Vallone was also a fine draftsman and carver: all the sculptures of his models were patiently carved on hard box wood and finished with pure gold. You need only to look and admire the lavish paintings at the stern or the rich figureheads of his models to realize the skills of this unparalleled model maker.

Then followed the other models: the Prince, English vessel of 1670, Le Foudroyant, French vessel of 1734, to which Vallone, after years of research made his own construction plan, with the partial advice from a distant Jean Boudriot, author of various works on French Naval Archaeology ( well-known is his ” Le vaisseau de 74 canons “), the Royal Caroline, English royal yacht of 1749, the Victory, Nelson’s flagship at Trafalgar, 1805, Le Royal de France, mythical galley of 1680, the Cutty Sark and the Seine, from the golden age of clippers, the famous Titanic 1912, and lastly, homage to his city, the mythical Syrakosia.
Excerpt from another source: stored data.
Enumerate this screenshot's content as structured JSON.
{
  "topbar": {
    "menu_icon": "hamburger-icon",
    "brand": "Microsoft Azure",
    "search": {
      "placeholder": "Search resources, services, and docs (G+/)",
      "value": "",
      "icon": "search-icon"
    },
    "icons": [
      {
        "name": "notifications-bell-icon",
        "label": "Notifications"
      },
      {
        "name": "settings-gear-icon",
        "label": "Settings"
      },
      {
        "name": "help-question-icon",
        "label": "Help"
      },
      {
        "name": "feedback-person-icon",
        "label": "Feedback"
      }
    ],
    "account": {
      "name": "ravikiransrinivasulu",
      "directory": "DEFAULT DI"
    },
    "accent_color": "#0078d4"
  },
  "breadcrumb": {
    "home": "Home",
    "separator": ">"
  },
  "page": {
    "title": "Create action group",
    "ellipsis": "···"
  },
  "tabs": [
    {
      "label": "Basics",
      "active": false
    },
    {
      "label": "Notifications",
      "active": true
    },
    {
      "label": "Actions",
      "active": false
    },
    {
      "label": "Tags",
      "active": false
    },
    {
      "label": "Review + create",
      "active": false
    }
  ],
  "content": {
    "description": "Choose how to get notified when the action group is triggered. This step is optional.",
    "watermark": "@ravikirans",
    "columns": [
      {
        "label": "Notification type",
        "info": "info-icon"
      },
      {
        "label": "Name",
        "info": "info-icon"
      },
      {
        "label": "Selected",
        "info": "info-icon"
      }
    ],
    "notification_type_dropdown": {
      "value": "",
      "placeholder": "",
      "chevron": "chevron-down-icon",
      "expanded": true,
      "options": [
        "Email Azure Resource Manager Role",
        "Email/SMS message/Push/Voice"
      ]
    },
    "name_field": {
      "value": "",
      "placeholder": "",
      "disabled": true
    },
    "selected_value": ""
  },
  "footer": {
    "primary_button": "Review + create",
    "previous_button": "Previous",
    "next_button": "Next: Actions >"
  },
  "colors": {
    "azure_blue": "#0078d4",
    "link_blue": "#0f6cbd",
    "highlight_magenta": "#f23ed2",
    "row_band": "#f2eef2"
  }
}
The Syrakosia, also known as Archimedes’ Ship, was a floating city with temples and gardens, in the epoch (250-240 BC) designed and drawn by Archimedes and built by Archia of Corinth and Moschione, who describes it in a book. This text was then taken up by Athenaeus (II-III century AD), Greek scholar, who reproduced every feature in detail: from the length, 280 cubits (128 meters!) to the equipment, eight huge towers, defensive palisades and war machines. It is estimated that it was operated by approximately two thousand rowers arranged in three tiers. Too large for the ports of the time, Hieron II, tyrant of the city who had personally followed the work, sent it to Ptolemy of Egypt, loaded with grain, in the name of friendship and to demonstrate the grandeur of Syracuse.
For the construction of the model Vallone made a scrupulous but unavoidably incomplete historical research, due to the scarcity of sources (Cassol, Midolo, Ambone), that did not prevent him to give birth to another masterpiece, a beautiful catamaran (such was the structure of the ship) which is striking for its bright colors but more still for the precision of the details.